Faldo’s six majors, three Opens and three Masters crowns, identify him as an exceptional golfer and an alpha competitor. It also gives him some  authority when casting his eyes across the field this week. And yes, he has answers for Rory McIlroy’s present ills and the difficulty experienced by Tiger Woods in majors.

Faldo questioned the wisdom of McIlroy’s switch of club manufacturer, believing it was a mistake to compromise performance on the altar of Nike’s millions. McIlroy has subsequently encountered management turbulence, an off-course complication adding to the difficulty of succeeding on it. “He’s still testing clubs and there is a lot going on in his mind. I always felt as my career went on I got involved in business and other things. Once your concentration goes… you need 100 per cent concentration, practising as well. The ideal thing is to go to the club at nine in the morning, hit balls all day and leave at five, thinking that was great. You have to do that. You have a window of opportunity. That’s my only words of wisdom to Rory. You have, say, a 20-year window as an athlete. Concentrate on golf, nothing else. Hopefully, when you retire, 40s, 50s, you have another 40 years to enjoy it.”

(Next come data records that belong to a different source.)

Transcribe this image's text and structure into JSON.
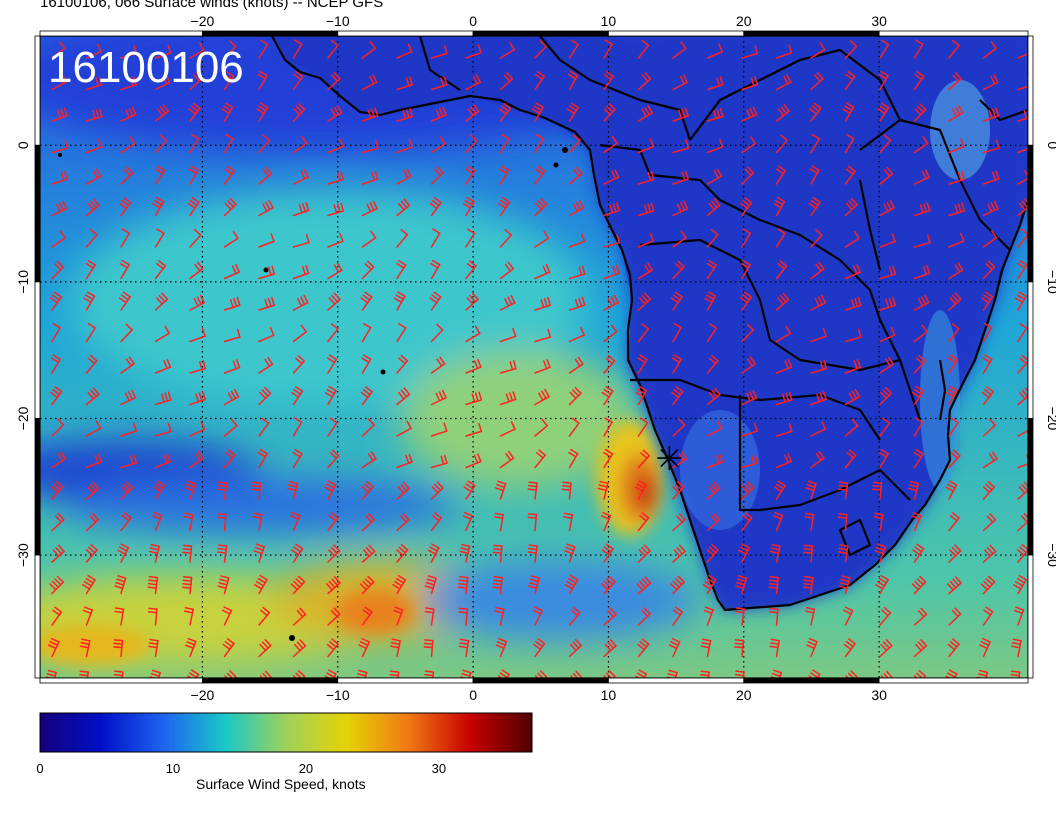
{
  "title": "16100106, 066 Surface winds (knots) -- NCEP GFS",
  "stamp": "16100106",
  "map": {
    "lon_range": [
      -32,
      41
    ],
    "lat_range": [
      -39,
      8
    ],
    "lon_ticks": [
      -20,
      -10,
      0,
      10,
      20,
      30
    ],
    "lon_tick_labels": [
      "−20",
      "−10",
      "0",
      "10",
      "20",
      "30"
    ],
    "lat_ticks": [
      0,
      -10,
      -20,
      -30
    ],
    "lat_tick_labels": [
      "0",
      "−10",
      "−20",
      "−30"
    ],
    "grid": "dotted",
    "wind_barb_color": "#ff2020",
    "marker_icon": "asterisk-icon",
    "marker_lon": 14.5,
    "marker_lat": -22.9,
    "jet_core_knots": 30
  },
  "colorbar": {
    "label": "Surface Wind Speed, knots",
    "range": [
      0,
      37
    ],
    "ticks": [
      0,
      10,
      20,
      30
    ],
    "tick_labels": [
      "0",
      "10",
      "20",
      "30"
    ],
    "colors": [
      "#15007a",
      "#0010c8",
      "#1e63f0",
      "#19c8c8",
      "#9ed25a",
      "#e6d205",
      "#f07814",
      "#c80000",
      "#500000"
    ]
  }
}
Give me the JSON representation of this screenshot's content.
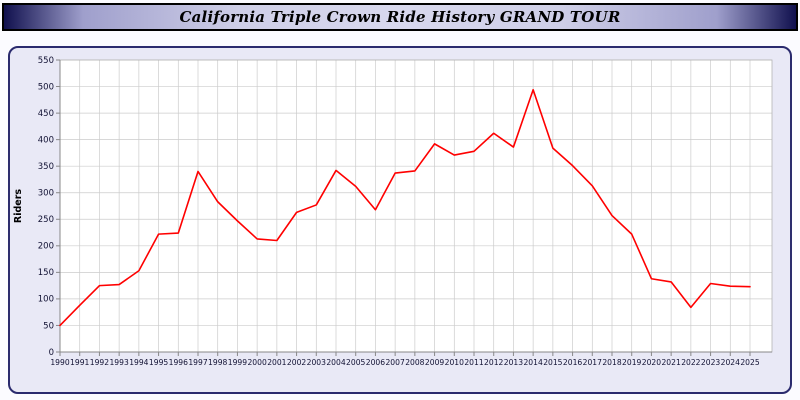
{
  "page": {
    "title": "California Triple Crown Ride History GRAND TOUR"
  },
  "colors": {
    "line": "#ff0000",
    "panel_bg": "#e9e9f6",
    "panel_border": "#2b2b6e",
    "plot_bg": "#ffffff",
    "grid": "#cccccc",
    "axis": "#888888",
    "tick_text": "#111133"
  },
  "chart_data": {
    "type": "line",
    "title": "California Triple Crown Ride History GRAND TOUR",
    "xlabel": "",
    "ylabel": "Riders",
    "ylim": [
      0,
      550
    ],
    "ytick_step": 50,
    "grid": true,
    "legend": "none",
    "categories": [
      "1990",
      "1991",
      "1992",
      "1993",
      "1994",
      "1995",
      "1996",
      "1997",
      "1998",
      "1999",
      "2000",
      "2001",
      "2002",
      "2003",
      "2004",
      "2005",
      "2006",
      "2007",
      "2008",
      "2009",
      "2010",
      "2011",
      "2012",
      "2013",
      "2014",
      "2015",
      "2016",
      "2017",
      "2018",
      "2019",
      "2020",
      "2021",
      "2022",
      "2023",
      "2024",
      "2025"
    ],
    "series": [
      {
        "name": "Riders",
        "values": [
          50,
          88,
          125,
          127,
          153,
          222,
          224,
          340,
          283,
          247,
          213,
          210,
          263,
          277,
          342,
          312,
          268,
          337,
          341,
          392,
          371,
          378,
          412,
          386,
          494,
          384,
          351,
          313,
          257,
          222,
          138,
          132,
          84,
          129,
          124,
          123
        ]
      }
    ]
  }
}
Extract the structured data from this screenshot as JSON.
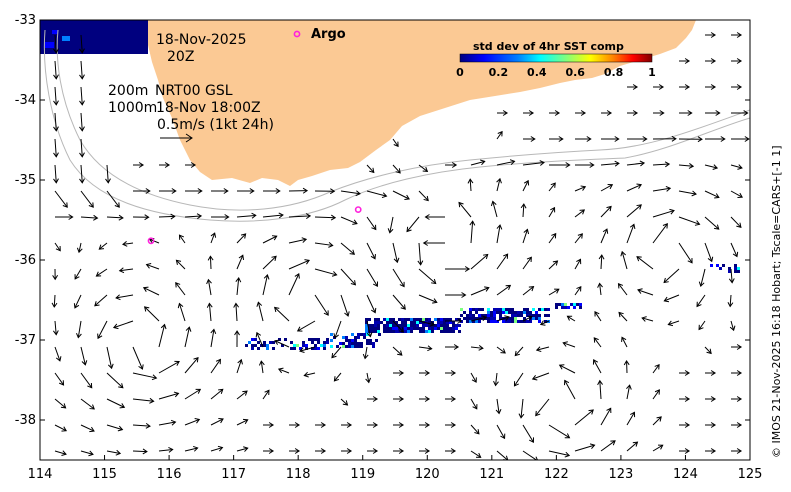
{
  "map": {
    "lon_range": [
      114,
      125
    ],
    "lat_range": [
      -38.5,
      -33
    ],
    "x_ticks": [
      "114",
      "115",
      "116",
      "117",
      "118",
      "119",
      "120",
      "121",
      "122",
      "123",
      "124",
      "125"
    ],
    "y_ticks": [
      "-33",
      "-34",
      "-35",
      "-36",
      "-37",
      "-38"
    ],
    "date_label": "18-Nov-2025",
    "hour_label": "20Z",
    "depth_label": "200m",
    "depth2_label": "1000m",
    "product_label": "NRT00 GSL",
    "time_label": "18-Nov 18:00Z",
    "scale_label": "0.5m/s (1kt 24h)",
    "argo_label": "Argo",
    "credit": "© IMOS 21-Nov-2025 16:18 Hobart; Tscale=CARS+[-1 1]",
    "land_color": "#fbc994",
    "argo_color": "#ff22dd",
    "argo_floats": [
      {
        "lon": 117.98,
        "lat": -33.18
      },
      {
        "lon": 118.93,
        "lat": -35.37
      },
      {
        "lon": 115.72,
        "lat": -35.76
      }
    ]
  },
  "colorbar": {
    "title": "std dev of 4hr SST comp",
    "ticks": [
      "0",
      "0.2",
      "0.4",
      "0.6",
      "0.8",
      "1"
    ],
    "range": [
      0,
      1
    ],
    "colors": [
      "#00007f",
      "#0000ff",
      "#007fff",
      "#00ffff",
      "#7fff7f",
      "#ffff00",
      "#ff7f00",
      "#ff0000",
      "#7f0000"
    ]
  }
}
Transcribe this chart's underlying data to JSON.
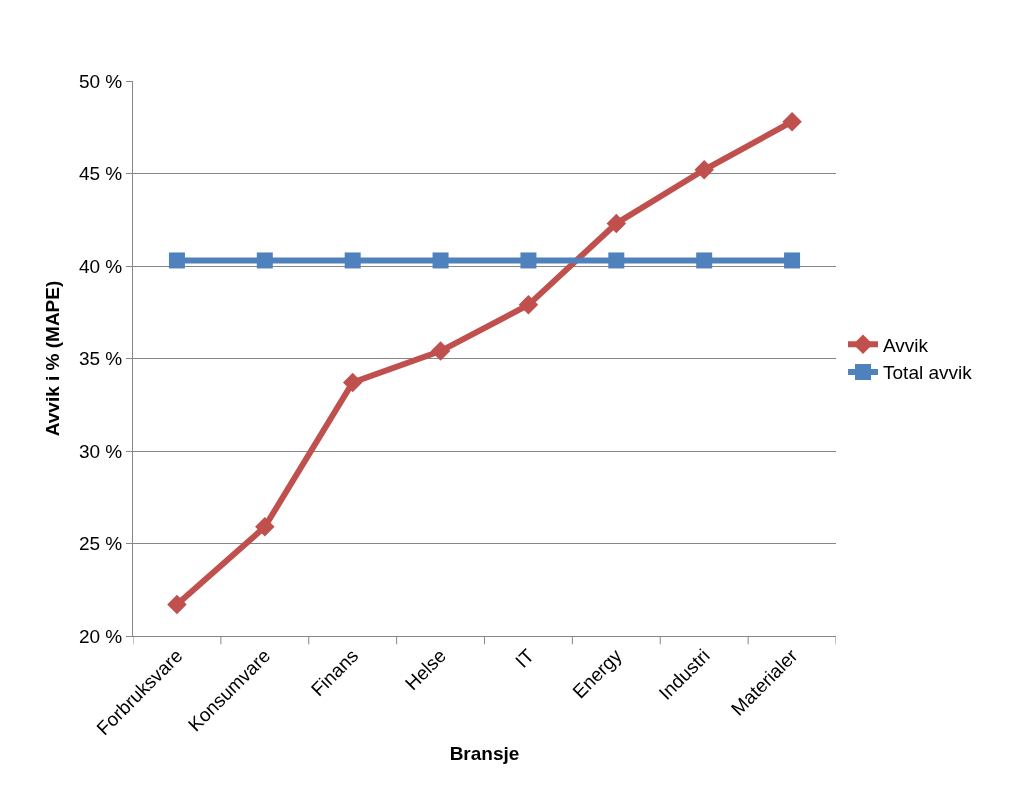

With Woods the suggestion, according to Faldo, is a failing of that iron will in the major environment: “Tiger is in a different mode where he is winning regular tournaments, but he gets to majors and something happens. As I call it, the self-belief you have to have, maybe there’s a little dent in there. He hits the wrong shot at the wrong time, where before Tiger would hit the right shot at the right time.”

Faldo could not have reddened that rag any more had he dipped it into the blood of a thousand bulls. It is rarely dull when he is in the neighbourhood. We look forward to the response of Messrs McIlroy and Woods forthwith.